Culture gay : Bonjour Georges. Plus qu’un magasin de disques, Lucky Records est aujourd’hui un site internet où l’on peut dénicher les perles les plus incroyables du monde entier. Pouvez-vous nous en dire un peu plus ?
Lucky Records :
Bonjour, l’ouverture du site internet est l’évolution normale, mais le magasin créé en 1991 est d’abord l’histoire d’une amitié entre Maurice, Christophe maintenant disparu et moi-même.
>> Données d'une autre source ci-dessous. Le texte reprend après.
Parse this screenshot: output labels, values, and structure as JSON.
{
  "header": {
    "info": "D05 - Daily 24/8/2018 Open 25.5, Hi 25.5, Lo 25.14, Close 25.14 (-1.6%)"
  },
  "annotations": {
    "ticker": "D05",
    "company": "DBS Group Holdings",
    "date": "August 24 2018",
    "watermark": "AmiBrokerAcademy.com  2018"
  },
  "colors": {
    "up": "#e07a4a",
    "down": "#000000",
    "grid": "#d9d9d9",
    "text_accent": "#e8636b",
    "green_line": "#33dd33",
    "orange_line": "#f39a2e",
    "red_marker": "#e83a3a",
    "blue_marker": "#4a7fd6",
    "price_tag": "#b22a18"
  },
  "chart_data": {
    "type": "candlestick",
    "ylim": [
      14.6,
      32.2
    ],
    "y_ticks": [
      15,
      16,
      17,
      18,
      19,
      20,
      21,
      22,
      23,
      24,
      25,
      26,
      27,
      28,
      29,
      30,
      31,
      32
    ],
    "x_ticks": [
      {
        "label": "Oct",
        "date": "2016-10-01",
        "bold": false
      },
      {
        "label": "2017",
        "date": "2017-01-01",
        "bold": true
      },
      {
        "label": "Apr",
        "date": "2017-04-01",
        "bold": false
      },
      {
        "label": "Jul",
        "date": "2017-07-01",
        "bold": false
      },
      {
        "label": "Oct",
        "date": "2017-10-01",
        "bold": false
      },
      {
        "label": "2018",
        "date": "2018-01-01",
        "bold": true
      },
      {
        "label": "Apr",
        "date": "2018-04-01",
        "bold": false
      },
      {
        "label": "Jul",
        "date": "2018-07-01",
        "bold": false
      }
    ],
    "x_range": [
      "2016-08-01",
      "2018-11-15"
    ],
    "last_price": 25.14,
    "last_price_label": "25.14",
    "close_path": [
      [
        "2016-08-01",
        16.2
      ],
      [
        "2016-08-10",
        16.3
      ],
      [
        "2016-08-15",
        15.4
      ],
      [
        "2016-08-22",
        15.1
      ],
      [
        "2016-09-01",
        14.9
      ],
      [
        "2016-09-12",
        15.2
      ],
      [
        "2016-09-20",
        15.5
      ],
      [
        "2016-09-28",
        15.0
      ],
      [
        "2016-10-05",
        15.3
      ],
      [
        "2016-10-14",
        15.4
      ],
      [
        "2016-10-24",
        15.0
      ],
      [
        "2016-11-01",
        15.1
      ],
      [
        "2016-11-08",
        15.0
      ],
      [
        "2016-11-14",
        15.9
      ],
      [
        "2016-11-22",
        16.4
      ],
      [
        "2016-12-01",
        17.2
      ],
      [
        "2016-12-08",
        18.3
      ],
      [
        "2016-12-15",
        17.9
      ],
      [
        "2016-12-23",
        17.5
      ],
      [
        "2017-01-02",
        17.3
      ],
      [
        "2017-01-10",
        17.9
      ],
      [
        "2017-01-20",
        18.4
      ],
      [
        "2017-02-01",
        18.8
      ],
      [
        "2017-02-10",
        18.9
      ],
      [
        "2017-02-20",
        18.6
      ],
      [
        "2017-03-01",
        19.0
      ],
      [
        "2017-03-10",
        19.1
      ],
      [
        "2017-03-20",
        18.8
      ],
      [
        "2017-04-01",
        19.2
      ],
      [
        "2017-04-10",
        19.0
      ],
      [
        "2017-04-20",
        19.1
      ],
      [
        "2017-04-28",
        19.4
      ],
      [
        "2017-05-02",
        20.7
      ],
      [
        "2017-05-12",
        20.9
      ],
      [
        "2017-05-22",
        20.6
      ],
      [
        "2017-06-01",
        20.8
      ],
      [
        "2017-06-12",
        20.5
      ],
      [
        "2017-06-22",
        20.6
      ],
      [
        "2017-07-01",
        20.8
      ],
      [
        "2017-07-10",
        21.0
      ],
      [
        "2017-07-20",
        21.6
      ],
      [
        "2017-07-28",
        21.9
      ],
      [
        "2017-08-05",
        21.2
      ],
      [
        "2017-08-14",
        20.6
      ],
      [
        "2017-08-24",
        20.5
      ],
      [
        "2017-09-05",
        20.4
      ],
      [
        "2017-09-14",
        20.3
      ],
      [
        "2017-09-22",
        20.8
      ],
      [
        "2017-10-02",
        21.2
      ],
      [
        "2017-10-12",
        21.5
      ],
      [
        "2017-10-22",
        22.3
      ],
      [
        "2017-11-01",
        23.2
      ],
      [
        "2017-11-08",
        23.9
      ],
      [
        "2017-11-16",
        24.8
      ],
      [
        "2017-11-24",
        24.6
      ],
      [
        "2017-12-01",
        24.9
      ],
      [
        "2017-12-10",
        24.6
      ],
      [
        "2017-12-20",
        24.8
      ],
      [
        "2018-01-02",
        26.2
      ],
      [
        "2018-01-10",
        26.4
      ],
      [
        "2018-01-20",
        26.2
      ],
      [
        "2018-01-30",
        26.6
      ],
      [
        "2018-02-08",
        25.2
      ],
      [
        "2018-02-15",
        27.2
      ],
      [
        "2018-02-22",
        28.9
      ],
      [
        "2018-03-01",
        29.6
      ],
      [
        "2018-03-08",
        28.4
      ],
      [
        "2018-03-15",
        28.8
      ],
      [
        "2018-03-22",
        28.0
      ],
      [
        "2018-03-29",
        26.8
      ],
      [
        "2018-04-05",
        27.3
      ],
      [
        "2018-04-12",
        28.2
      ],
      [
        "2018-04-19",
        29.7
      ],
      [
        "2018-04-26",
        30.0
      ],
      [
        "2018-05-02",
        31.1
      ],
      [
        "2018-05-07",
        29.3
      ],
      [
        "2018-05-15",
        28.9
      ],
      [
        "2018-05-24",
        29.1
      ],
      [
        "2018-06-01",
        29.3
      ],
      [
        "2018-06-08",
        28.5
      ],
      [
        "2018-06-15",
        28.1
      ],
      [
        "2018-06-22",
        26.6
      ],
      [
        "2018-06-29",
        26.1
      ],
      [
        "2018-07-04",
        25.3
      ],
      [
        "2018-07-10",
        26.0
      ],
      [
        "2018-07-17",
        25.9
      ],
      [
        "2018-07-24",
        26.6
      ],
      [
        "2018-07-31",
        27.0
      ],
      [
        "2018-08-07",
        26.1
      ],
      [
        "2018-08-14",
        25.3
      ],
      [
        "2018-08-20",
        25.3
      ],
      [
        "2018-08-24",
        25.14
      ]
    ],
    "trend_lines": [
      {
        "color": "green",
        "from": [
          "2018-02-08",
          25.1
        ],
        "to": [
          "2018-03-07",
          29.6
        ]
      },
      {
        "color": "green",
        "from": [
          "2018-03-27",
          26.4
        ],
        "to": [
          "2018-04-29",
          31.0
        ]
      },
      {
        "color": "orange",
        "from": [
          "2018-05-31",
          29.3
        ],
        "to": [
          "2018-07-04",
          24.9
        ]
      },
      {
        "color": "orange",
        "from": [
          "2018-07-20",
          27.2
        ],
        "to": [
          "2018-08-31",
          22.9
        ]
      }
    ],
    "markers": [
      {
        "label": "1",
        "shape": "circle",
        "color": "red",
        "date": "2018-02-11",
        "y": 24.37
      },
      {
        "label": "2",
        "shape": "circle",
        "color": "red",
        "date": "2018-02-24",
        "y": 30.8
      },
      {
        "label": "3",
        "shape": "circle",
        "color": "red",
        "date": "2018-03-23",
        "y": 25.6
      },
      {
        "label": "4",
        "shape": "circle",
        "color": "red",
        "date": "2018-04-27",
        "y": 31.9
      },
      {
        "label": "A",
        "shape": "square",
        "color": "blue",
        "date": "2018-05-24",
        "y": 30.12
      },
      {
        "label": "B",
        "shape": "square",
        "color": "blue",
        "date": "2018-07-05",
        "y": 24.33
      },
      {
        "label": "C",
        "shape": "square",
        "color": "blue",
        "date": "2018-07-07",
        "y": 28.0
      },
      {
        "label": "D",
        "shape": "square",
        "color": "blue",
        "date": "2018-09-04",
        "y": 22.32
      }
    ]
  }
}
Au décès de Christophe nous avons ressenti le devoir de continuer, pour honorer sa mémoire, à faire ce travail. Le magasin est, en plus d’être un commerce le lieu de partage d’une passion commune avec nos clients. En 2005 la création du site internet a été faite par Pascal qui continue à en assurer la création graphique et la maintenance.
CG : Certains collectionneurs sont prêts à tout pour obtenir le pressage manquant de tel album. Quels sont les artistes qui sont les plus collectionnés ? Madonna ? Mylène Farmer ? Lady Gaga ? Les mélomanes restent-ils fidèles aux stars qu’ils aimaient dans leur jeunesse (lesquelles) ?
LR : Chez nous bien évidemment c’est Madonna qui arrive en tête et suivent d’autres artistes comme Mylène Farmer, Kylie Minogue, Britney Spears, Lady Gaga, Céline Dion sans oublier Sylvie Vartan, Sheila et Dalida évidemment. S’il est un domaine où les gays sont fidèles c’est bien à leur Star favorite et oui quand on aime une vedette dans sa jeunesse pour nous c’est pour la vie !

 

lucky_photo02CG : On sait aussi que les artistes s’amusent également à multiplier les variantes ou les déclinaisons de CD. Selon votre expérience, quel est celui ou celle qui en fait le plus (ou le morceau qui a connu le plus de supports) ?
LR : Au fil des ans les exemples sont nombreux, de Madonna à Mylène Farmer, en passant par Zazie il est bien difficile de trouver un gagnant. Pour les produits dérivés et le merchandising, la reine incontestée est Britney Spears.

 

CG : Par exemple moi j’aime beaucoup Britney, Rihanna, etc. Si je voulais commencer une collection de leurs disques, comment devrais-je m’y prendre ? Faut-il tout acheter dès la sortie ? Attendre que le disque soit moins à la mode ? Se focaliser juste un pays, une édition, un type de support ?
LR : Commencer une collection est un engagement et doit également et surtout être un plaisir. À moins d’avoir  des moyens financiers considérables et illimités il est primordial de choisir selon ses envies et ses goûts et il faut, je pense commencer par les supports commerciaux, Cd albums, vinyle s’il existe, éditions limitées, puis Cd singles et Cd Remixes au fur et à mesure de leur sortie. Ensuite on peut éventuellement envisager d’acheter les supports “promo” où les pressages étrangers. Dans le cas d’artistes comme Rihanna et Britney Spears, vu le nombre de supports et la déclinaison de produits dérivés celà peut devenir une recherche sans fin et coûter une véritable fortune.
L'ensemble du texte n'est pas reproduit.